ノルウェー人のフリチョフ・ナンセンは 北極探検の父であり、ポール・ローズにとっても長年のヒーロー。1892年の春、ナンセンは北極点に到達する人類初の人間となるために旅立った。 ナンセンは、船を流氷に身を任せることで海流に乗って北極点に漂着するという大胆な計画を打ち立てた。ナンセン以前の船は流氷の圧力で砕け散ってしまっていたので、死が確実とも思われる計画に参加する科学者は1人もいなかった。
しかしナンセンは、革新的なデザインの船を用意した。フラム号と名付けられたその船は、アヒルのような形をしていて、流氷に押しつぶされる代わりに、流氷の上に海面から押し上げられるような設計になっている。
探検は順調な滑り出しで、船もゆっくりと北極点へと近づいていた。しかし流氷はナンセンが期待していたほど船を北極点に近づけてはくれない。そこでナンセンは、船の代わりに自分の足で先を進むことになる。ナンセンは、重ね着、調理用の圧縮ガス、革新的なデザインのスキー、犬ぞりといった、北極で生き抜くための画期的なテクニックを使った。

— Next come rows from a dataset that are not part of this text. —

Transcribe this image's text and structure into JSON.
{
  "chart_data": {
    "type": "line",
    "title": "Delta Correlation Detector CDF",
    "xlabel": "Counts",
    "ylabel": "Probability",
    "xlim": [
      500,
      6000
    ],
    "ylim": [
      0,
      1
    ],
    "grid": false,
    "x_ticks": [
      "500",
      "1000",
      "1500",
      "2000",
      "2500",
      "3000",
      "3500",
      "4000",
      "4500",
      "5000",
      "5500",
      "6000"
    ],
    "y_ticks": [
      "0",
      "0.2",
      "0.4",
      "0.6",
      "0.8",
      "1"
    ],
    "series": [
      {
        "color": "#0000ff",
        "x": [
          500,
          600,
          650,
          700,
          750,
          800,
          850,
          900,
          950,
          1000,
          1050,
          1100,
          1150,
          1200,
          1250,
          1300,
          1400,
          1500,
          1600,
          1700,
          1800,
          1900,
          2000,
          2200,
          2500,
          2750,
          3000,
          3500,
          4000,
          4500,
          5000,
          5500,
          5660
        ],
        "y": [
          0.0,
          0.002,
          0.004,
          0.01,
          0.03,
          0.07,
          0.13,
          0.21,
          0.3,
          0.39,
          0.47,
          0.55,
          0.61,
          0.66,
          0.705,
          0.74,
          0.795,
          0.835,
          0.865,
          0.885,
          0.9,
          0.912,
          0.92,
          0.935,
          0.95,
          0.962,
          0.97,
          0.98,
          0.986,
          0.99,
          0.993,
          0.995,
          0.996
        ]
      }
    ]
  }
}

北極は南極とは違って大陸はなく、氷に覆われていることをナンセンは発見する。彼は、人間が北極や南極の氷に閉ざされた世界でも生き続けられることも、外部からの援助を受けることなく遠距離の移動が可能であることも、身をもって証明した。しかし探検は大きな問題を抱えていた。流氷が北極とは反対の方向に流れ始め、探検の進行を妨げるが、フラム号には方向転換するという選択肢がなかった。

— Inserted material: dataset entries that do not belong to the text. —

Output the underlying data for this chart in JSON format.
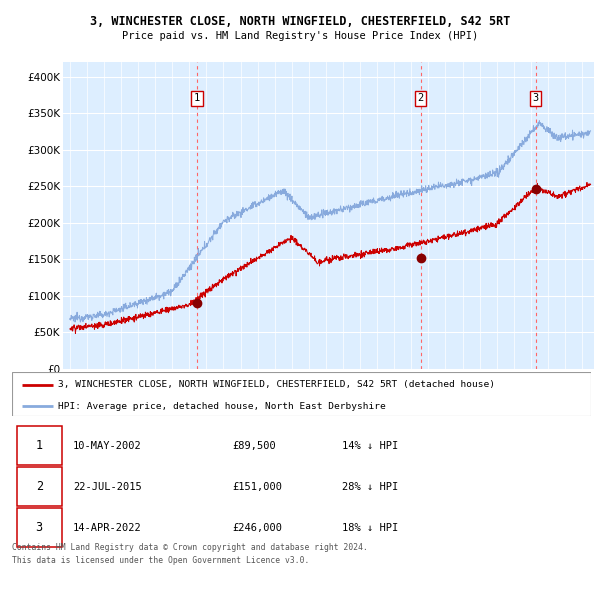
{
  "title_line1": "3, WINCHESTER CLOSE, NORTH WINGFIELD, CHESTERFIELD, S42 5RT",
  "title_line2": "Price paid vs. HM Land Registry's House Price Index (HPI)",
  "legend_house": "3, WINCHESTER CLOSE, NORTH WINGFIELD, CHESTERFIELD, S42 5RT (detached house)",
  "legend_hpi": "HPI: Average price, detached house, North East Derbyshire",
  "transactions": [
    {
      "num": 1,
      "date": "10-MAY-2002",
      "price": "£89,500",
      "pct": "14% ↓ HPI",
      "year": 2002.45
    },
    {
      "num": 2,
      "date": "22-JUL-2015",
      "price": "£151,000",
      "pct": "28% ↓ HPI",
      "year": 2015.55
    },
    {
      "num": 3,
      "date": "14-APR-2022",
      "price": "£246,000",
      "pct": "18% ↓ HPI",
      "year": 2022.28
    }
  ],
  "marker_prices": [
    89500,
    151000,
    246000
  ],
  "footer_line1": "Contains HM Land Registry data © Crown copyright and database right 2024.",
  "footer_line2": "This data is licensed under the Open Government Licence v3.0.",
  "ylim": [
    0,
    420000
  ],
  "yticks": [
    0,
    50000,
    100000,
    150000,
    200000,
    250000,
    300000,
    350000,
    400000
  ],
  "xlim_start": 1994.6,
  "xlim_end": 2025.7,
  "price_line_color": "#cc0000",
  "hpi_line_color": "#88aadd",
  "vline_color": "#ff6666",
  "marker_color": "#880000",
  "chart_bg_color": "#ddeeff",
  "grid_color": "#ffffff",
  "box_edge_color": "#cc0000"
}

しかしこの失敗が功を奏し、ナンセンは人類がかつて経験したことがない最北の地に到達する。そしてナンセンが見つけた数々の新しい技術や発見は、現代の私たちの生活に影響を与えるほど素晴らしい偉業であった。ナンセンの功績のおかげで、NASAでは宇宙で隔絶された状況に陥ったときの宇宙飛行士たちの対処法が開発されている。

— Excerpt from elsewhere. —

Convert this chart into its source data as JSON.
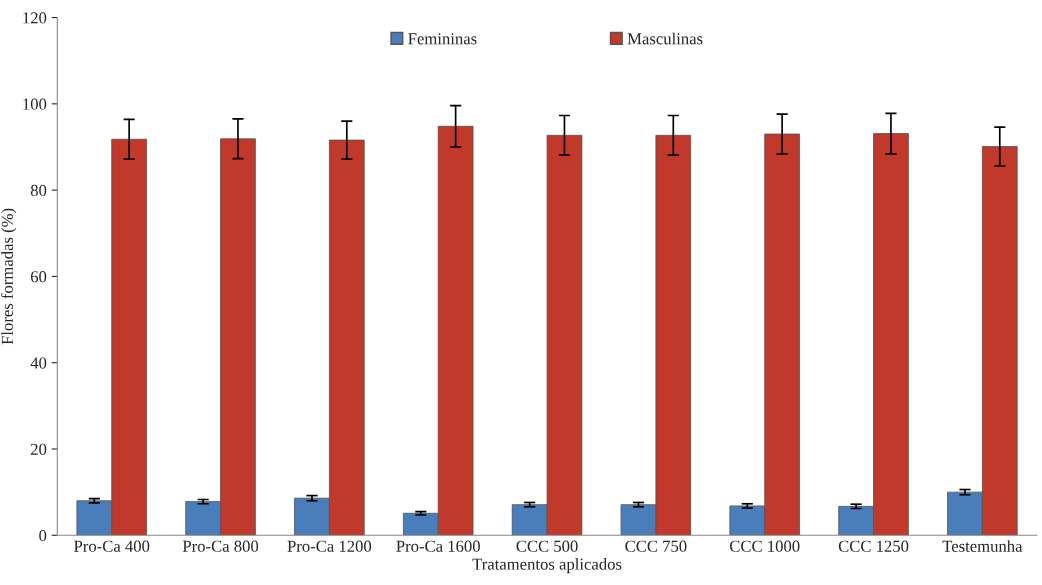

ナンセン以前の北極探検は悲運な運命を遂げたが、ナンセンは素晴らしいことに乗組員たちを全員無事に帰還させている。ナンセンは真の開拓者であった。ナンセンは、現在地球の天気や気候を左右する重要なものとして認識されている海流という分野の学問の素地も作った。現代の私たちは、家族のキャンプ旅行でも、エベレスト登山や北極探検といった場面でも、彼が残した功績の恩恵を受けている。さらにクロスカントリーなどの現代のスキー競技の幕開けにも貢献している。そんな彼の名前は、月や火星のクレーターの名前としても使われているほど人々の心に深く刻み込まれている。